The microbial tryptophan metabolite indole acts on the gastrointestinal tract to improve glucose homeostasis in a mouse model of diabetes by enhancing GLP-1 secretion and L cell differentiation

Aims/hypothesis: Growing evidence implicates gut microbiota-derived metabolites in metabolic homeostasis. Indole, a microbial tryptophan metabolite, has been reported to enhance glucagon-like peptide-1 (GLP-1) secretion in vitro, and its derivatives have been inversely associated with risk of type 2 diabetes. We hypothesised that indole acts via the gastrointestinal tract to modulate glucose homeostasis, and tested this hypothesis using in vitro and in vivo models. Methods: We measured GLP-1 secretion from cultured murine enteroendocrine cells, and evaluated intraperitoneal glucose tolerance and hormone secretion in mice following indole treatment. Subsequently, the impact of indole on intestinal epithelial cell fate and L cell number was examined using murine ileal organoid cultures and in vivo. Finally, we explored the effect of chronic indole administration on metabolic outcomes in a murine model of type 2 diabetes. Results: Indole stimulated in vitro GLP-1 secretion in a concentration-dependent manner, and improved acute glucose management in vivo. Additionally, we demonstrate that indole drives enteroendocrine L cell differentiation in murine ileal organoids, resulting in increased L cell density and longer-term glucoregulatory benefits in vivo.

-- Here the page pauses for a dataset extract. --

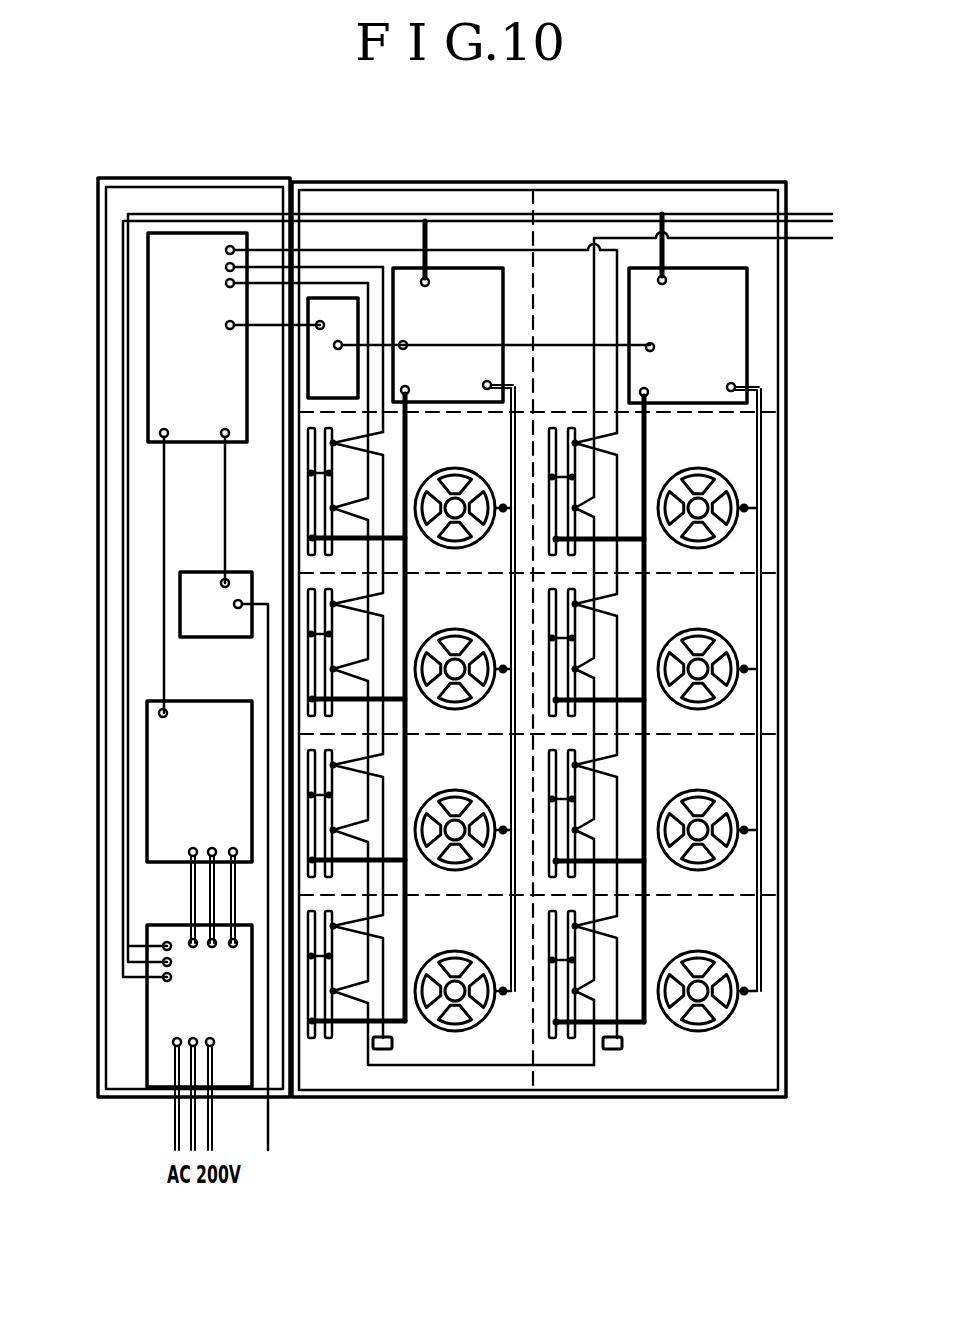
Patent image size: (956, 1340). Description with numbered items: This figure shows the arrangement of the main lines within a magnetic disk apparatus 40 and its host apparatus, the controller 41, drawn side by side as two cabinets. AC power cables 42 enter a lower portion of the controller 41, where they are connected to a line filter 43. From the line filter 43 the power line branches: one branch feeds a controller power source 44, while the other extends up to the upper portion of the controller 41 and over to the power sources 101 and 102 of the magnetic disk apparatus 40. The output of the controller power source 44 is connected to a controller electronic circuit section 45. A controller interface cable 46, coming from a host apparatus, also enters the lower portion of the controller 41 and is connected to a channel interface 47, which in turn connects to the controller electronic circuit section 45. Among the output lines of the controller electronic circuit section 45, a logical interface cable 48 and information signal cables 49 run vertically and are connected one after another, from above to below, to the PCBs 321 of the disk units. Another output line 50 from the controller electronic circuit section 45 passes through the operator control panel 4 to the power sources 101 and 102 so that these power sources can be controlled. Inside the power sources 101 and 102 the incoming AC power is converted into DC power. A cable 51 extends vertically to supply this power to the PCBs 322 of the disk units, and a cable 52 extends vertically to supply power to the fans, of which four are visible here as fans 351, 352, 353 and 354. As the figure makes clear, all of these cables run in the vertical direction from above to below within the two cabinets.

Finally, sub-chronic indole administration improved glucose tolerance and insulin sensitivity in a diabetic mouse model. Conclusions/interpretation: Our findings identify indole as a glucose-lowering molecule that acts on the gut, and raise the possibility of incorporating indole into nutraceutical supplements to aid in the treatment or prevention of type 2 diabetes. This study highlights the importance of gut microbiota-derived metabolites in metabolic health and opens new avenues for developing novel strategies to combat type 2 diabetes. Data availability: RNA sequencing data are available from the Gene Expression Omnibus under accession number GSE306720.